In a truly rags to riches story, a beggar from Tamil Nadu has begged his way to become a millionaire, netting over Rs 13 lakhs in a "career" spanning nearly 30 years.
Abdul Ghali, the 70-year-old ailing beggar who usually wore dirty clothes, has Rs 13 lakh worth deposits besides Rs 80,000 in cash.
Hailing from Tuticorin in Tamil Nadu, Ghali's riches came to light when some locals in Kozhikode ventured to examine his dirty baggage following some suspicion and later handed him over to police early this week.
Following media reports, his son, a software engineer in Chennai, got in touch with the authorities in Kerala and Ghali was handed over to his relatives yesterday, police said.
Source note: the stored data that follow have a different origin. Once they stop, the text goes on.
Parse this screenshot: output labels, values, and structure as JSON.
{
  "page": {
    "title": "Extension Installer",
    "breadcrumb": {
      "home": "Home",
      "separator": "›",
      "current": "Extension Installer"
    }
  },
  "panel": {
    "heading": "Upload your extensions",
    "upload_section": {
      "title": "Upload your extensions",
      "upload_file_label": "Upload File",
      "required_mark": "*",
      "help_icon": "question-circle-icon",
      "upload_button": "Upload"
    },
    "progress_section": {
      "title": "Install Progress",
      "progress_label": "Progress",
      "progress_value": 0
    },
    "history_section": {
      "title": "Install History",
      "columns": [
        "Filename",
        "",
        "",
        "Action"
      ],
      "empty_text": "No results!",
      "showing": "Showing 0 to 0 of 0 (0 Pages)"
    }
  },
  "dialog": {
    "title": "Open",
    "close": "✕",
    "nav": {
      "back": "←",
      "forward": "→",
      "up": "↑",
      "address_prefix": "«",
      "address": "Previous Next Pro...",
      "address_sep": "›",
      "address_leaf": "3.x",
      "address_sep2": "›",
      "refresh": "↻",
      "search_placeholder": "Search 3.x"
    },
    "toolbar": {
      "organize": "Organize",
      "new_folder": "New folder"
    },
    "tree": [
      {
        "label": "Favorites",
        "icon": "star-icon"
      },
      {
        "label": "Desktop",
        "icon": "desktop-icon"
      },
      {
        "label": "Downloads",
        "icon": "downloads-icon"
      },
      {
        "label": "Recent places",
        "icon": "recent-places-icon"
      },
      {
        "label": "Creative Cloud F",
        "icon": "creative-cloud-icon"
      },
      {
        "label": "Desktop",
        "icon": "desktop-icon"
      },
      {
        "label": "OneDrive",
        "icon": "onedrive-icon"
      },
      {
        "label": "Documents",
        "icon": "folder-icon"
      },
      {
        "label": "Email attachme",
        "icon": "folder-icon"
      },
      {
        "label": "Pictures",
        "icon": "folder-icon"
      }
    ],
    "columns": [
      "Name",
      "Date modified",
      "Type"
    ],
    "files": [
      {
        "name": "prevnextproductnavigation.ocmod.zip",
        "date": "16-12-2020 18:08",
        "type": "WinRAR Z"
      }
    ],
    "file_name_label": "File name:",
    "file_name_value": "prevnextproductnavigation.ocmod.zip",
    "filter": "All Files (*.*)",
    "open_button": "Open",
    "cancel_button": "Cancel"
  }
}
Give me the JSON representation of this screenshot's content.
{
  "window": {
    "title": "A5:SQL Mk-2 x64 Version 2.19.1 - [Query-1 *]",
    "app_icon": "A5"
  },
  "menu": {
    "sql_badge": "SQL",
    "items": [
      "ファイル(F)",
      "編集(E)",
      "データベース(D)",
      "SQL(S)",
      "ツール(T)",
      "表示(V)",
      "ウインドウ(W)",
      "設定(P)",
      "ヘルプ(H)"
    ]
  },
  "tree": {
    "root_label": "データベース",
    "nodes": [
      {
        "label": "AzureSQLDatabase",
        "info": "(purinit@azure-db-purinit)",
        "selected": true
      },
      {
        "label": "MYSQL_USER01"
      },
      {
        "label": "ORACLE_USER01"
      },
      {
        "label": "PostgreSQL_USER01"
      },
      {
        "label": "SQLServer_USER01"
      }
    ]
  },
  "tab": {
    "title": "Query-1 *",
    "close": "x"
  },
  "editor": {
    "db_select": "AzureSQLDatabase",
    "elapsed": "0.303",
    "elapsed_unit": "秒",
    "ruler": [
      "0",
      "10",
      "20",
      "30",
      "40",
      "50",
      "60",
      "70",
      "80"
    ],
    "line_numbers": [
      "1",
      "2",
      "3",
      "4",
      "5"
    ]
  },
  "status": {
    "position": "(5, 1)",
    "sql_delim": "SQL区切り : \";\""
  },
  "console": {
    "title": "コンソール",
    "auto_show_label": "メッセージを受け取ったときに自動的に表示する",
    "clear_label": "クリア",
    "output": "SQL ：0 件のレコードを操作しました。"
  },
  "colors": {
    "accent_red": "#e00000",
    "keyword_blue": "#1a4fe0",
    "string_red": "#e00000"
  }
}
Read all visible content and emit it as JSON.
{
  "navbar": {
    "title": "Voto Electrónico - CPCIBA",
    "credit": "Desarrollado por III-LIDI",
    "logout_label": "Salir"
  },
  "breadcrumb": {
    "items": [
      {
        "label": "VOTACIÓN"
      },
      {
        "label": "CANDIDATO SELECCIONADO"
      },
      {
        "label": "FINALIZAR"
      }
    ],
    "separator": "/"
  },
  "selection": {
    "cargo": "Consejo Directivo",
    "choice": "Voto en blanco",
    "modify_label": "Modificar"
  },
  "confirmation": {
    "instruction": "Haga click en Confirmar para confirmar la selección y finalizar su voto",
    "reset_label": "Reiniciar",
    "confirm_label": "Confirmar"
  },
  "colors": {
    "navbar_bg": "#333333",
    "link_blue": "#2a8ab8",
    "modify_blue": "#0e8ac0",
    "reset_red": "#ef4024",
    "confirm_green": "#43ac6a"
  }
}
Ghali was in the Jamaat mosque in Kuttikatur town near Kozhikode early this week. Taking pity on him, mosque authorities gave him food and place to sleep.
The following day he told the mosque officials that he wanted to visit a mosque in Mudukkal in Ernakulam District. The locals, collected about Rs 10,000 and gave it to him and also arranged for a jeep to go to Ernakulam.
Though Ghali left for Ernakulam, he returned the same day following which he was questioned by locals. On suspicion, they opened his smelly bundle of his belongings and to their shock realised he was a rich beggar.
Ghali was understood to have told police that he had earned the money by begging over 30 years.
In 2004, he was taken into custody by police and sent back to Tamil Nadu with his estranged wife, a nurse in a government hospital, and son but he had come back to Kerala again later.
At that time, he was found to be having deposits of Rs 4.50 lakh, including Rs one lakh in Indira Vikas Patras. In a span of five years, his income trebled, police said.
Police in Kerala claims that one of the major reasons for the growing crime graph in the state is that many beggars from neighbouring states like Tamil Nadu and Andhra Pradesh and some North Indian states migrate into the cities.
People in the three corporations of Thiruvananhtapuram, Kochi and Kozhikode give alms of over Rs 42 crore a year, according to a study conducted in 2005. About 3,000 beggars, mostly children, are involved in begging in the three cities.
Begging is banned in Kochi, the commercial capital of the state, but beggars could be seen moving frequently around the city, unmindful of catching the wrath of the law makers.